Giannetti and Hébert are working on the project with MUHC cardiac surgeon Renzo Cecere, BSc’86, MDCM’90, PGME’97, who will be converting patient blood samples into stem cells, and Kyla Bourque, BSc’16, a PhD student in Hébert’s lab in the Department of Pharmacology and Therapeutics, who will be developing 3D mini-hearts from the patient-derived stem cells.
Hébert’s biosensors, which light up signalling pathways in live cells, will be a key investigative tool to better understand the effects of specific genes, cell signalling patterns and cellular changes on disease progression in individual patients, and to evaluate therapeutic responses in the patient-derived cells and mini-heart models.
“Understanding the cellular signalling events that drive cardiac remodelling and heart failure in multiple cell types in the heart is critical to developing more specific treatments that are effective, with fewer undesirable side effects,” he says.
In future, Giannetti and Hebert’s biosensor-based, heart-in-a-dish platform can be applied in a personalized medicine approach to other types of cardiomyopathy and other cardiovascular diseases using patient-derived stem cells.
“We also want to leverage this generously funded research to generate a larger ‘disease-in-a-dish’ consortium at McGill to facilitate organoid modelling and drug discovery in both rare and common conditions beyond heart disease,” Hébert says.
Giannetti is confident that through an improved understanding of individualized disease mechanisms, new molecular diagnostics, and targeted therapies their research could lead to improved outcomes for all those with, or at risk for, DCM.

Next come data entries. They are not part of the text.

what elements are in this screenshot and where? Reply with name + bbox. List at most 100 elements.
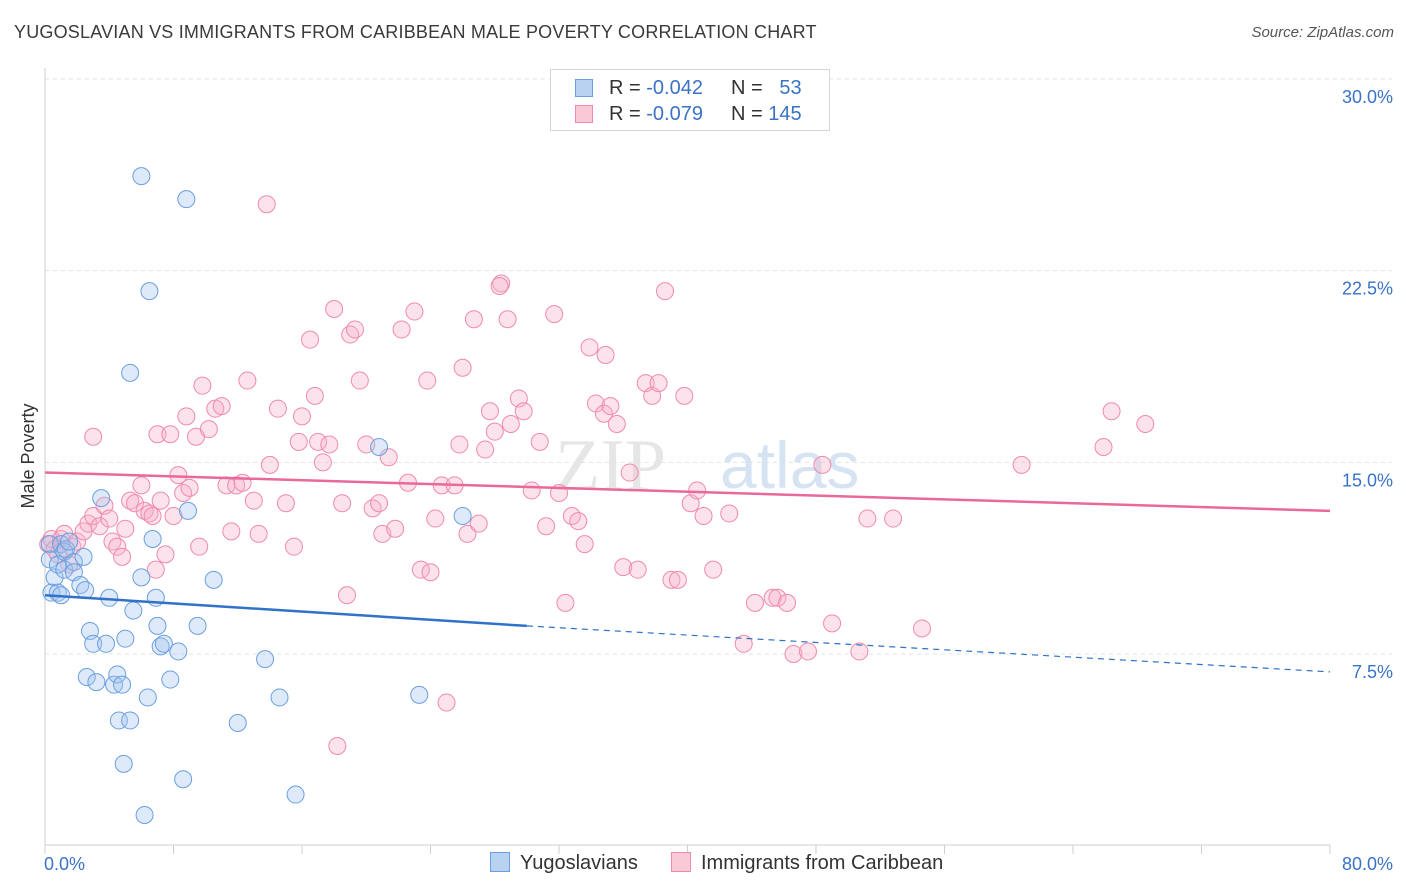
data-point-caribbean <box>257 195 276 214</box>
correlation-legend: R = -0.042 N = 53 R = -0.079 N = 145 <box>550 69 830 131</box>
data-point-caribbean <box>1136 415 1155 434</box>
data-point-caribbean <box>284 537 303 556</box>
data-point-caribbean <box>212 397 231 416</box>
data-point-yugoslavian <box>113 675 132 694</box>
data-point-yugoslavian <box>370 438 389 457</box>
data-point-caribbean <box>148 425 167 444</box>
legend-row-yugoslavians: R = -0.042 N = 53 <box>551 75 829 101</box>
data-point-caribbean <box>156 545 175 564</box>
legend-item-caribbean[interactable]: Immigrants from Caribbean <box>671 852 943 875</box>
data-point-caribbean <box>289 432 308 451</box>
watermark-zip: ZIP <box>555 425 666 507</box>
data-point-caribbean <box>580 338 599 357</box>
data-point-caribbean <box>161 425 180 444</box>
data-point-caribbean <box>260 455 279 474</box>
data-point-caribbean <box>84 427 103 446</box>
data-point-caribbean <box>537 517 556 536</box>
data-point-yugoslavian <box>188 616 207 635</box>
legend-swatch-pink <box>575 105 593 123</box>
data-point-caribbean <box>325 300 344 319</box>
data-point-caribbean <box>320 435 339 454</box>
data-point-caribbean <box>386 519 405 538</box>
legend-n-value: 53 <box>779 77 802 99</box>
trend-lines <box>44 471 1331 673</box>
data-point-yugoslavian <box>286 785 305 804</box>
source-label: Source: ZipAtlas.com <box>1251 24 1394 41</box>
data-point-yugoslavian <box>161 670 180 689</box>
data-point-yugoslavian <box>71 576 90 595</box>
data-point-caribbean <box>1094 438 1113 457</box>
data-point-caribbean <box>341 325 360 344</box>
data-point-caribbean <box>146 560 165 579</box>
data-point-caribbean <box>614 558 633 577</box>
data-point-caribbean <box>84 507 103 526</box>
data-point-caribbean <box>426 509 445 528</box>
data-point-caribbean <box>469 514 488 533</box>
data-point-caribbean <box>498 310 517 329</box>
data-point-yugoslavian <box>177 190 196 209</box>
data-point-caribbean <box>720 504 739 523</box>
legend-swatch-pink <box>671 852 691 872</box>
data-point-caribbean <box>309 432 328 451</box>
legend-swatch-blue <box>575 79 593 97</box>
data-point-caribbean <box>556 593 575 612</box>
data-point-caribbean <box>628 560 647 579</box>
data-point-yugoslavian <box>124 601 143 620</box>
data-point-caribbean <box>249 524 268 543</box>
data-point-yugoslavian <box>154 634 173 653</box>
data-point-caribbean <box>458 524 477 543</box>
data-point-yugoslavian <box>453 507 472 526</box>
data-point-caribbean <box>694 507 713 526</box>
data-point-caribbean <box>668 570 687 589</box>
data-point-yugoslavian <box>74 547 93 566</box>
data-point-caribbean <box>620 463 639 482</box>
legend-r-label: R = <box>609 103 647 125</box>
data-point-yugoslavian <box>116 629 135 648</box>
data-point-caribbean <box>268 399 287 418</box>
data-point-caribbean <box>293 407 311 426</box>
data-point-yugoslavian <box>143 530 162 549</box>
legend-swatch-blue <box>490 852 510 872</box>
legend-item-yugoslavians[interactable]: Yugoslavians <box>490 852 638 875</box>
data-point-caribbean <box>734 634 753 653</box>
data-point-caribbean <box>480 402 499 421</box>
data-point-caribbean <box>337 586 356 605</box>
data-point-caribbean <box>763 588 782 607</box>
data-point-yugoslavian <box>151 637 170 656</box>
y-tick-label: 30.0% <box>1342 87 1393 107</box>
data-point-caribbean <box>596 346 615 365</box>
data-point-caribbean <box>90 517 109 536</box>
data-point-yugoslavian <box>204 570 223 589</box>
data-point-caribbean <box>884 509 903 528</box>
data-point-caribbean <box>649 374 668 393</box>
trend-line-yugoslavians-extension <box>526 625 1331 673</box>
data-point-yugoslavian <box>169 642 188 661</box>
x-tick-label: 80.0% <box>1342 854 1393 874</box>
data-point-yugoslavian <box>138 688 157 707</box>
data-point-caribbean <box>222 522 241 541</box>
data-point-caribbean <box>313 453 332 472</box>
y-tick-label: 15.0% <box>1342 470 1393 490</box>
legend-n-label: N = <box>731 77 769 99</box>
data-point-yugoslavian <box>140 282 159 301</box>
data-point-caribbean <box>238 371 257 390</box>
data-point-caribbean <box>522 481 541 500</box>
data-point-yugoslavian <box>114 754 133 773</box>
data-point-yugoslavian <box>64 553 83 572</box>
data-point-caribbean <box>778 593 797 612</box>
data-point-caribbean <box>656 282 675 301</box>
data-point-caribbean <box>421 563 440 582</box>
legend-r-value: -0.042 <box>646 77 703 99</box>
data-point-yugoslavian <box>132 568 151 587</box>
data-point-caribbean <box>704 560 723 579</box>
data-point-caribbean <box>437 693 456 712</box>
data-point-caribbean <box>328 737 347 756</box>
data-point-caribbean <box>688 481 707 500</box>
data-point-caribbean <box>177 407 196 426</box>
data-point-caribbean <box>768 588 787 607</box>
legend-label-yugoslavians: Yugoslavians <box>520 852 638 874</box>
data-point-caribbean <box>305 386 324 405</box>
data-point-caribbean <box>569 512 588 531</box>
legend-label-caribbean: Immigrants from Caribbean <box>701 852 944 874</box>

“We want to shift from a generalized, trial and error approach to precision medicine in preventing, diagnosing, and treating heart muscle disease. These are ambitious goals, but we hope to someday reduce the number of patients with DCM undergoing transplants from 50% to less than 5%, substantially reduce the burden of DCM in the Canadian population, and hopefully cure some types of cardiomyopathy in the next 10 years,” she says.